Registrato tra Oxfordshire e Lincolnshire, oltre che nello studio di Neal Halstead in Cornovaglia, prodotto dallo stesso cantante e chitarrista e mixato in gran parte da Shawn Everett (che ha lavorato tra gli altri, con War on Drugs, Alvvays e SZA), Everything’s Alive è il disco in cui gli Slowdive ritrovano in pieno il suono del passato e lo ripropongono quasi del tutto immutato, fatta salva la sintonia sonora con la contemporaneità. Rachel Goswell ha dichiarato che, sebbene Neal fosse già arrivato in studio coi brani pronti e con una idea piuttosto precisa di come avrebbero dovuto suonare, alla fine l’incontro tra i cinque ha stravolto tutto perché – testuali parole – “Gli Slowdive sono la somma delle sue parti, succede qualcosa difficile da spiegare quando ci troviamo in studio”.

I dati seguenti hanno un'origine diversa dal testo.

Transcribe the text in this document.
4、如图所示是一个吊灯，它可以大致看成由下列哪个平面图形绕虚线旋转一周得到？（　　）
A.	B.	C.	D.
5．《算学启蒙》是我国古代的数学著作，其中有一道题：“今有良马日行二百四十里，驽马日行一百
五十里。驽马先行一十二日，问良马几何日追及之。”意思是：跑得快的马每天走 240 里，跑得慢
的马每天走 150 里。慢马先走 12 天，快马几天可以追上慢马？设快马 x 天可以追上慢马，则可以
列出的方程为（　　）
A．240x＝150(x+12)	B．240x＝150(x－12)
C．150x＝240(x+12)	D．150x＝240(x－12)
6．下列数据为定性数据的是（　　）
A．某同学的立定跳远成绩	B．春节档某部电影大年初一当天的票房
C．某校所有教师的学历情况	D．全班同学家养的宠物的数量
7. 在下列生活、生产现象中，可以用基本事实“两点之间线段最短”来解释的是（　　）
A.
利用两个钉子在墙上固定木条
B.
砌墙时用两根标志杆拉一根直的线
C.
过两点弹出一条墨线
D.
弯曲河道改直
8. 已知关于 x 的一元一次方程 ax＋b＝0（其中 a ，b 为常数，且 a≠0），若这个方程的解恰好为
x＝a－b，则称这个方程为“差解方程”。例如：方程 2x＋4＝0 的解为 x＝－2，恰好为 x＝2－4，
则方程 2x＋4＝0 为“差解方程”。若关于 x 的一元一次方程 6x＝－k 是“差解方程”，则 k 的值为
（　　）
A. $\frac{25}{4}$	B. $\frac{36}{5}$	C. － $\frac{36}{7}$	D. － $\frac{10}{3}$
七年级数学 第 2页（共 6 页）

In effetti a colpire è esattamente questo, la straordinaria alchimia che c’è tra di loro, la perfetta fusione tra i vari strumenti, a creare un muro di suono delicato e avvolgente, le chitarre che si sposano a meraviglia con le tastiere, le due voci che non si sono mai compenetrate così bene tra loro (semmai, l’unica osservazione che si può fare è che a questo giro Neal canta molto di più, lasciando spesso Rachel alle backing vocals, oppure affidandole dei ritornelli).

La band che ha inventato lo Shoegaze (ammesso che sia vero, di sicuro sono tra quelli che lo hanno portato ai suoi livelli più alti, oltre ad averlo interpretato nella sua versione più melodicamente accessibile) ci riporta direttamente su quei territori, gioca ad autocitarsi e mette in campo soluzioni consolidate senza tuttavia scadere mai nel manierismo (quasi mai, diciamo).

Il risultato è un lavoro che complessivamente suona forse più ispirato del suo predecessore (che pure viaggiava su livelli alti) e che a dispetto del periodo cupo in cui è stato composto non suona affatto depresso ma anzi, solare e per molti versi pieno di speranza. In effetti il titolo parla da solo: Everything’s Alive sembra dirci che ci sono un sacco di motivi per vivere la vita, che il mondo è luminoso e ricco di promesse, nonostante tutta la drammaticità che è dato di sperimentare.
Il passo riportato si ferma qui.